A partir de la imposibilidad de vivir en una zona que puedan comparar con la que vivían en Venezuela empieza la frustración. Y de aquí parten los comentarios que abundan en redes sociales o que llegan a Venezuela sobre Perú, pintando un panorama casi de inframundo, donde pareciera que no hay servicios básicos, ni seguridad, casi un shithole country.

Tienes una persona joven que reparte su salario entre arriendo, comida y remesas que envía a Venezuela y que le queda poco para seguir cumpliendo expectativas. Tiene poco o nulo ahorro, falta de establecimientos de relaciones interpersonales saludables, dificultad para salir de trabajos de baja renta. Es lógico que sus expresiones sean: se vive mal en Perú.

 

Entonces, ¿los venezolanos bien o viven mal en Perú?

 

Una cuestión de adaptación

 

Cómo cada realidad es diferente, esa pregunta que tantas veces he oído no tiene una respuesta uniforme. Mi entorno está compuesto de venezolanos integrados en la sociedad peruana y manifiestan estar muy bien acá. Y no solo materialmente. Sienten que han cumplido y se han desarrollado o lo están haciendo. Consideran que por su cuenta han conseguido cosas que no hubieran logrado en la actual Venezuela (incluso viniendo de entornos de clase media estable).

Acá también he conocido compatriotas muy jóvenes que han descubierto experiencias que los mayores de treinta dábamos por descontado, pero ellos no.
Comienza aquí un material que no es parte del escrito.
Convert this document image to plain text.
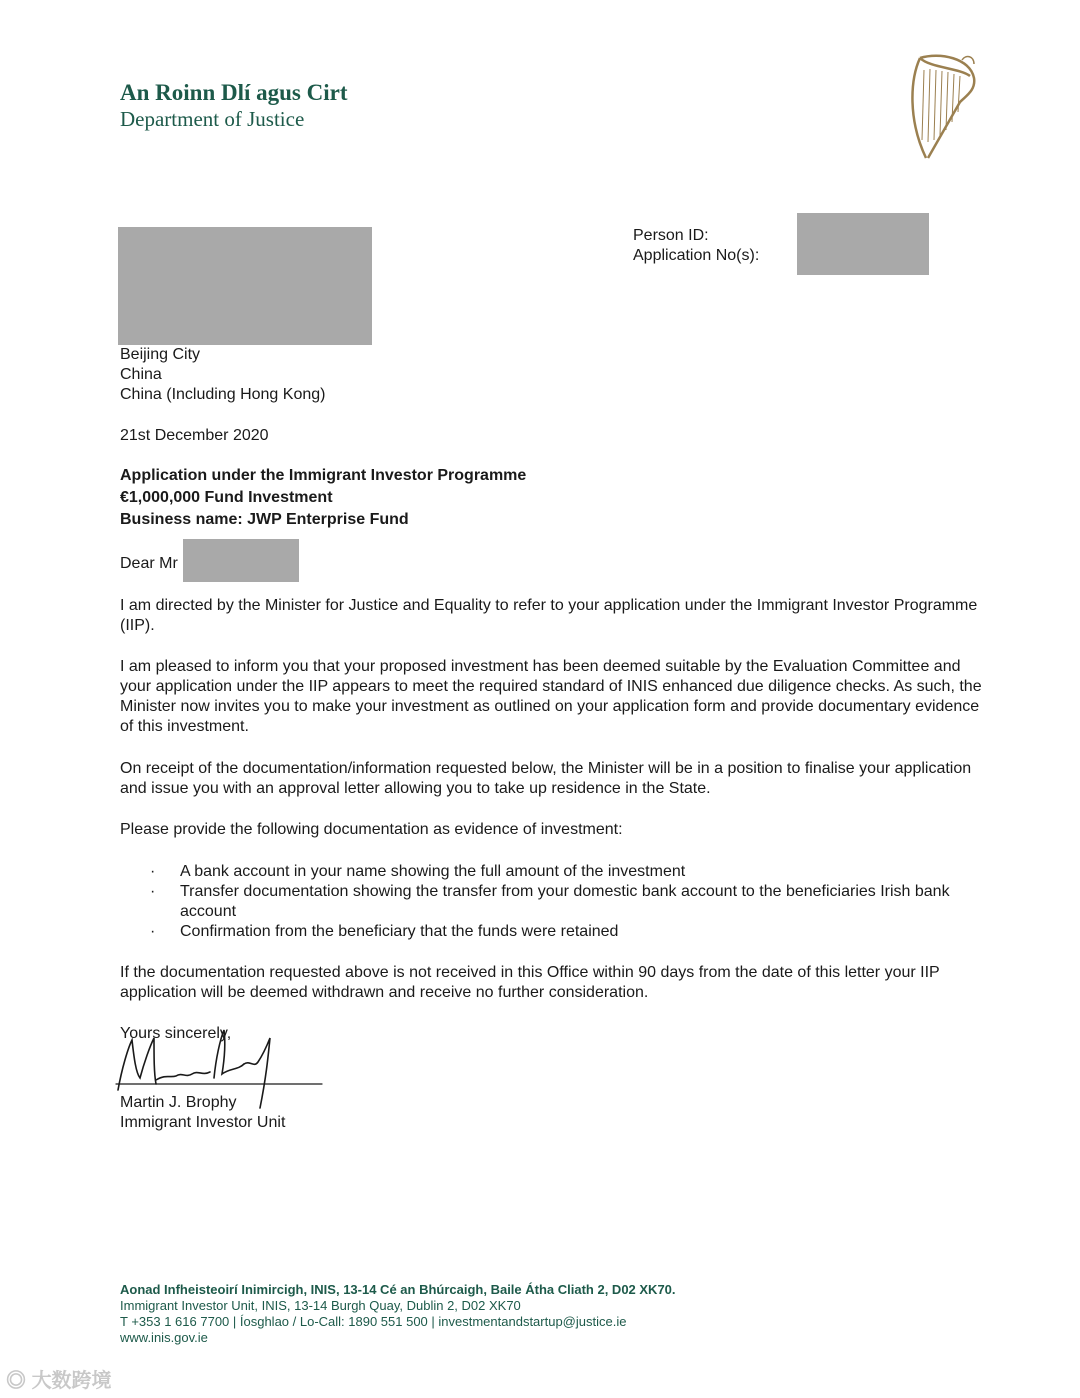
An Roinn Dlí agus Cirt
Department of Justice
Person ID:
Application No(s):
Beijing City
China
China (Including Hong Kong)
21st December 2020
Application under the Immigrant Investor Programme
€1,000,000 Fund Investment
Business name: JWP Enterprise Fund
Dear Mr
I am directed by the Minister for Justice and Equality to refer to your application under the Immigrant Investor Programme (IIP).
I am pleased to inform you that your proposed investment has been deemed suitable by the Evaluation Committee and your application under the IIP appears to meet the required standard of INIS enhanced due diligence checks. As such, the Minister now invites you to make your investment as outlined on your application form and provide documentary evidence of this investment.
On receipt of the documentation/information requested below, the Minister will be in a position to finalise your application and issue you with an approval letter allowing you to take up residence in the State.
Please provide the following documentation as evidence of investment:
·	A bank account in your name showing the full amount of the investment
·	Transfer documentation showing the transfer from your domestic bank account to the beneficiaries Irish bank account
·	Confirmation from the beneficiary that the funds were retained
If the documentation requested above is not received in this Office within 90 days from the date of this letter your IIP application will be deemed withdrawn and receive no further consideration.
Yours sincerely,
Martin J. Brophy
Immigrant Investor Unit
Aonad Infheisteoirí Inimircigh, INIS, 13-14 Cé an Bhúrcaigh, Baile Átha Cliath 2, D02 XK70.
Immigrant Investor Unit, INIS, 13-14 Burgh Quay, Dublin 2, D02 XK70
T +353 1 616 7700 | Íosghlao / Lo-Call: 1890 551 500 | investmentandstartup@justice.ie
www.inis.gov.ie
◎ 大数跨境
Cosas tan mundanas como salir a un bar de noche, llenar una nevera, salir a caminar, ir a conciertos, ayudar económicamente a sus familias. Para estos, la respuesta a si «viven bien en Perú» también será que sí.

Todas estas personas que se sienten a gusto en Perú, por estar integradas y estar cumpliendo sus expectativas, no suelen ruidosas en redes sociales y sus experiencias no llegan a los oídos de la mayoría de venezolanos, estén en Venezuela o en otros países.

Así que la respuesta de cómo se vive en un país (en el que las necesidades básicas están cubiertas) depende de cada persona y su capacidad de desenvolverse en un entorno desconocido. Depende de su capacidad de adaptación a una nueva vida y de cómo afrontar cambios con respectos a la vida que dejan atrás. Hay quienes tienen más facilidad de adaptación que otras. Por último, quienes se adaptan más rápido al nuevo entorno suelen ser las que surgen con mayor facilidad que aquellas que siempre se quejan y se lamentan por lo que consideran que perdieron (su estatus socioeconómico, su vivienda, la comodidad que tenían mientras vivían con padres o familiares).

 


Nota final: hay que considerar el hecho cierto de que hay países que pueden dar condiciones más fáciles para que este proceso de adaptación sea más rápido en comparación con otros países. Sin embargo, eso no quiere decir que en esos países se viva bien con tan solo llegar, ya que podrás estar fuera de Latinoamérica, pero si tu actitud ante los cambios sigue siendo mala, vivirás mal dondequiera que estés.